Saylor’s statements suggested that his perspective is long in the true maximalist sense, despite the fact that the corporation currently uses a ten-year approach:
“People joke that Bitcoin isn’t really a trading strategy, it’s an exit strategy. What we want to hold is a form of non-sovereign store of value forever […] I took a survey: the average Twitter user thinks it’s going to last 3500 years. Nobody’s in a hurry with Bitcoin. We’re thinking that it’s the future of property.”
However, Saylor pointed out that the coin is also satisfying the demands of retail traders in the meantime, pointing out the fact that cryptocurrencies, in general, provide users of apps such as Robinhood with the unique opportunity to trade around the clock, 365 days a year, 24/7.

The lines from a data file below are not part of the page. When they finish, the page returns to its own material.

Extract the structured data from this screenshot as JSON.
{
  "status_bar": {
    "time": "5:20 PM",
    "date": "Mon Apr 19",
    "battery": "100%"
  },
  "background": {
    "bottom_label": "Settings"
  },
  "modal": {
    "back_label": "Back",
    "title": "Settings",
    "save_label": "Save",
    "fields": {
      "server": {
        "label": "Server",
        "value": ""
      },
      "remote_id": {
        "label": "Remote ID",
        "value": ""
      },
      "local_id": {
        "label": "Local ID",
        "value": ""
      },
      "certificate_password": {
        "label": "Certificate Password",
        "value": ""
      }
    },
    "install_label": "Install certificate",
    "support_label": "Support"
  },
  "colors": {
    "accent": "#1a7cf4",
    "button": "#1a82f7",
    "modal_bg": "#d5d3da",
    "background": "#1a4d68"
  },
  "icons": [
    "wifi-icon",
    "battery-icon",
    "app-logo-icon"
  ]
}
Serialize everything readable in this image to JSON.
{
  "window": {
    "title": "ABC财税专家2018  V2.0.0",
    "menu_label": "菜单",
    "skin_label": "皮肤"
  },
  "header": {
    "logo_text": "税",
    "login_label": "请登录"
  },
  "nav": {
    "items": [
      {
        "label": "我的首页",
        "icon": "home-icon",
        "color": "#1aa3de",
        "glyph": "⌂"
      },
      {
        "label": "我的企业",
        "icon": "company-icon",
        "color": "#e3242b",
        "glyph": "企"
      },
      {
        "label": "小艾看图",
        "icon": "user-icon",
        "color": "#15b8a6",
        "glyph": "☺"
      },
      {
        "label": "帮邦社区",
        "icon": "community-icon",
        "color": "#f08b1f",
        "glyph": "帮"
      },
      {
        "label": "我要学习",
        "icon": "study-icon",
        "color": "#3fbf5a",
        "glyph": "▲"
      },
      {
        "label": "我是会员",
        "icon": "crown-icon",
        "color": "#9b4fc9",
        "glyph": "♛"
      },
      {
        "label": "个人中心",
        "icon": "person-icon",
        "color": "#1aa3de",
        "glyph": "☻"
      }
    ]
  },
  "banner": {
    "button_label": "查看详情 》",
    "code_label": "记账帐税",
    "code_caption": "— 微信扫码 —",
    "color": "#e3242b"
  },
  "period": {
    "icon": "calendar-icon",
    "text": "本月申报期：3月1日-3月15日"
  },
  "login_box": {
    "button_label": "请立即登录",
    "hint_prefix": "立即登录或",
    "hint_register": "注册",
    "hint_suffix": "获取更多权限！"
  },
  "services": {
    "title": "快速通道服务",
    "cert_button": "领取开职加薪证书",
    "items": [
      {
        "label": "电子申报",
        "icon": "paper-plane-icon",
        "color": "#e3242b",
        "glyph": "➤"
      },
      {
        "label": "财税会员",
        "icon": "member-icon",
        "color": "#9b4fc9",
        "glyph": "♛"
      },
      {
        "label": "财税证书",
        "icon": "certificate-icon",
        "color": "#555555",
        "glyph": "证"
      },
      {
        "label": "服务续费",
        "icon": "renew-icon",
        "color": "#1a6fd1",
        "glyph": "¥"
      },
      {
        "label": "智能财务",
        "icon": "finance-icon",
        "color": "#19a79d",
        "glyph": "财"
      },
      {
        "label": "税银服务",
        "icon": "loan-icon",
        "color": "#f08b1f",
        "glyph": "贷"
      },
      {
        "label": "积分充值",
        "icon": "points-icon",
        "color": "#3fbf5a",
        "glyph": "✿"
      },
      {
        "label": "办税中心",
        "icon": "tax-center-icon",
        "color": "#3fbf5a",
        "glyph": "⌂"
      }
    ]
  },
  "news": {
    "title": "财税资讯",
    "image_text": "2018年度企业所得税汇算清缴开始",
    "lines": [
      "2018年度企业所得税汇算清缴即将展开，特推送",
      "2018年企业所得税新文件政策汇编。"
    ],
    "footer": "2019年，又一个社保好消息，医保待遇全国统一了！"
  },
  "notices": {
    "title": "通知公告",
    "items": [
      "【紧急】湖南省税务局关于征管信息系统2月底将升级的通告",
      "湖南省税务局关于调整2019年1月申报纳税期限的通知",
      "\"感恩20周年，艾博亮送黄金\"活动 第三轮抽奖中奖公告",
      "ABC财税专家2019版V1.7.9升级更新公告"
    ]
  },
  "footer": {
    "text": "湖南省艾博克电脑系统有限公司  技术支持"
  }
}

His opinion is that Robinhood should “go all out” and increase its support for the new asset class, which “makes total sense.” Although Bitcoin is still the “risk-off king of all cryptos,” according to Saylor, it is also the “heavyweight champion of all digital assets.”
A recent survey conducted by Crypto.com found that the number of cryptocurrency users globally has more than doubled from 100 million in January this year to 221 million this month. In spite of the fact that Bitcoin continues to attract the vast majority of users, smaller altcoins have been quietly eating away at both the market share of the veteran coin and the industry’s second-most popular cryptocurrency, Ether (ETH).